A granddaughter of Charles Darwin, Raverat grew up in Cambridge before studying at the Slade School of Art, where her style was influenced by the work of the post-Impressionists. Working independently of other schools of British engraving, she developed an original style, focusing on scenes of rural life reproduced in a painterly manner.
Raverat spent most of her life in Cambridge, and made it the subject of many of her works, including her popular memoir Period Piece – a Cambridge Childhood (1952). This link has now been commemorated with an exhibition in the Ede’s house at Kettle’s Yard, curated by Andrew Nairne and Laura Pryke with the assistance of the Raverat Archive and the Fitzwilliam Museum.
Displayed in Helen Ede’s minimalist former bedroom, the woodcuts are mainly devoted to pastoral scenes of life in Cambridge during the 1920s and ’30s.

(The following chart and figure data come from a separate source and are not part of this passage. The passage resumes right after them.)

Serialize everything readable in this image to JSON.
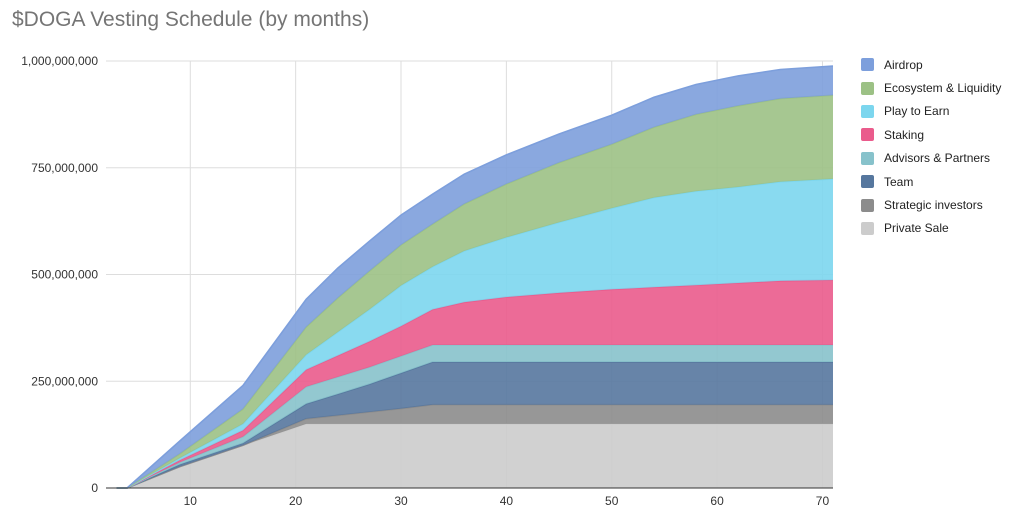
{
  "chart_data": {
    "type": "area",
    "stacked": true,
    "title": "$DOGA Vesting Schedule (by months)",
    "xlabel": "",
    "ylabel": "",
    "xlim": [
      2,
      71
    ],
    "ylim": [
      0,
      1000000000
    ],
    "x_ticks": [
      10,
      20,
      30,
      40,
      50,
      60,
      70
    ],
    "y_ticks": [
      0,
      250000000,
      500000000,
      750000000,
      1000000000
    ],
    "y_tick_labels": [
      "0",
      "250,000,000",
      "500,000,000",
      "750,000,000",
      "1,000,000,000"
    ],
    "grid": true,
    "legend_position": "right",
    "x": [
      3,
      4,
      9,
      15,
      21,
      24,
      27,
      30,
      33,
      36,
      40,
      45,
      50,
      54,
      58,
      62,
      66,
      71
    ],
    "series": [
      {
        "name": "Private Sale",
        "color": "#cccccc",
        "values": [
          0,
          0,
          50000000,
          100000000,
          150000000,
          150000000,
          150000000,
          150000000,
          150000000,
          150000000,
          150000000,
          150000000,
          150000000,
          150000000,
          150000000,
          150000000,
          150000000,
          150000000
        ]
      },
      {
        "name": "Strategic investors",
        "color": "#8c8c8c",
        "values": [
          0,
          0,
          0,
          0,
          12000000,
          20000000,
          28000000,
          36000000,
          45000000,
          45000000,
          45000000,
          45000000,
          45000000,
          45000000,
          45000000,
          45000000,
          45000000,
          45000000
        ]
      },
      {
        "name": "Team",
        "color": "#56779e",
        "values": [
          0,
          0,
          5000000,
          5000000,
          35000000,
          50000000,
          65000000,
          83000000,
          100000000,
          100000000,
          100000000,
          100000000,
          100000000,
          100000000,
          100000000,
          100000000,
          100000000,
          100000000
        ]
      },
      {
        "name": "Advisors & Partners",
        "color": "#87c2cb",
        "values": [
          0,
          0,
          5000000,
          15000000,
          40000000,
          40000000,
          40000000,
          40000000,
          40000000,
          40000000,
          40000000,
          40000000,
          40000000,
          40000000,
          40000000,
          40000000,
          40000000,
          40000000
        ]
      },
      {
        "name": "Staking",
        "color": "#ea5b8c",
        "values": [
          0,
          0,
          5000000,
          15000000,
          40000000,
          50000000,
          60000000,
          70000000,
          83000000,
          100000000,
          112000000,
          122000000,
          130000000,
          135000000,
          140000000,
          145000000,
          150000000,
          152000000
        ]
      },
      {
        "name": "Play to Earn",
        "color": "#7cd6ee",
        "values": [
          0,
          0,
          5000000,
          15000000,
          35000000,
          55000000,
          75000000,
          95000000,
          100000000,
          120000000,
          140000000,
          165000000,
          190000000,
          210000000,
          220000000,
          225000000,
          232000000,
          237000000
        ]
      },
      {
        "name": "Ecosystem & Liquidity",
        "color": "#9cc185",
        "values": [
          0,
          0,
          10000000,
          35000000,
          65000000,
          80000000,
          90000000,
          95000000,
          100000000,
          110000000,
          125000000,
          140000000,
          150000000,
          165000000,
          180000000,
          190000000,
          195000000,
          196000000
        ]
      },
      {
        "name": "Airdrop",
        "color": "#7d9fdc",
        "values": [
          0,
          0,
          30000000,
          55000000,
          65000000,
          70000000,
          70000000,
          70000000,
          70000000,
          70000000,
          68000000,
          67000000,
          68000000,
          70000000,
          70000000,
          70000000,
          68000000,
          68000000
        ]
      }
    ]
  }
}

They all communicate a tremendous feeling of peace, evoking the languorous rhythms of small town life, and Raverat’s distinctive use of dark shading produces an unhurried, muted effect. Apart from a group of men enjoying a game of bowls, the subjects of the prints are mostly landscapes, populated by nothing more active than a herd of cows, or a drift of swans, whose rippling progress under a bridge seems almost frantic in comparison to the other prints.

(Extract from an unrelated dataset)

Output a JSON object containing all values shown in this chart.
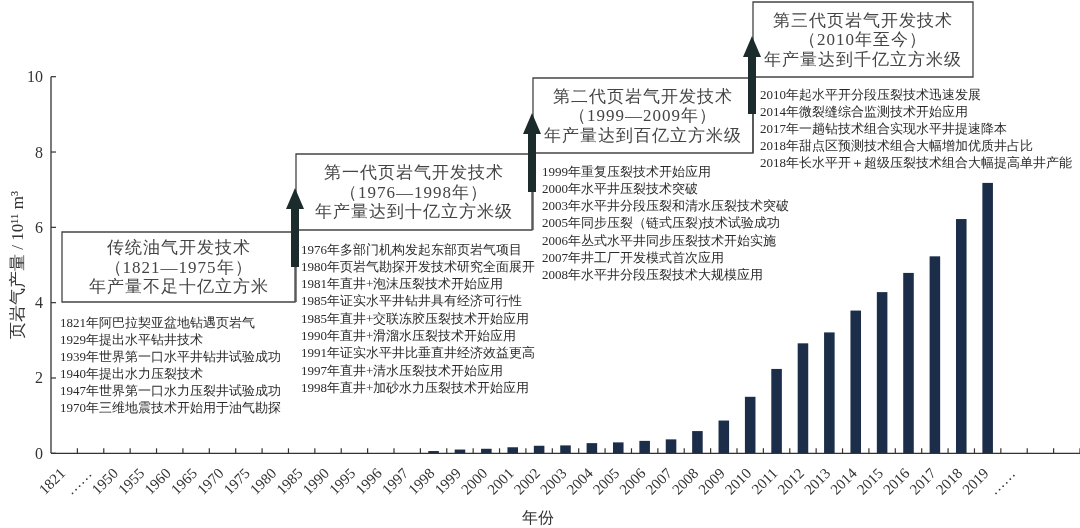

Raverat’s depiction of water is masterful, managing to evoke fluidity even when working with so immobile a medium as wood. The display also demonstrates the strength and precision of her wood engraving. A dense network of extremely fine, exactingly carved lines are used to trace out the complicated shapes of the plants and foliage seen in many of the woodcuts, such as Poplars in France, perhaps the most technically accomplished of the prints.
This is particularly evident in a small group of figure studies in a cabinet by the door, which also contains one of Raverat’s sketchbooks and a selection of her wood-engraving tools. Two of the prints – Wood Nymphs (1910), and Sleepers (1927) – depict the Raverats’ nanny, Babette Giroux, clad in flowing drapery reminiscent of a classical statue, each fold reproduced in high detail.
The prints are nicely complemented by their pale surroundings, and the exhibition also provides a welcome opportunity to visit the rest of the house. It’s an interesting modernist space filled with a delightful mixture of paintings, prints and china collected by Jim and Helen Ede, including a portrait of Gwen Raverat drawn in pencil by Elisabeth Vellacott.
Gwen Raverat’s wood engravings are on show at Kettle’s Yard, Cambridge, until 23 November.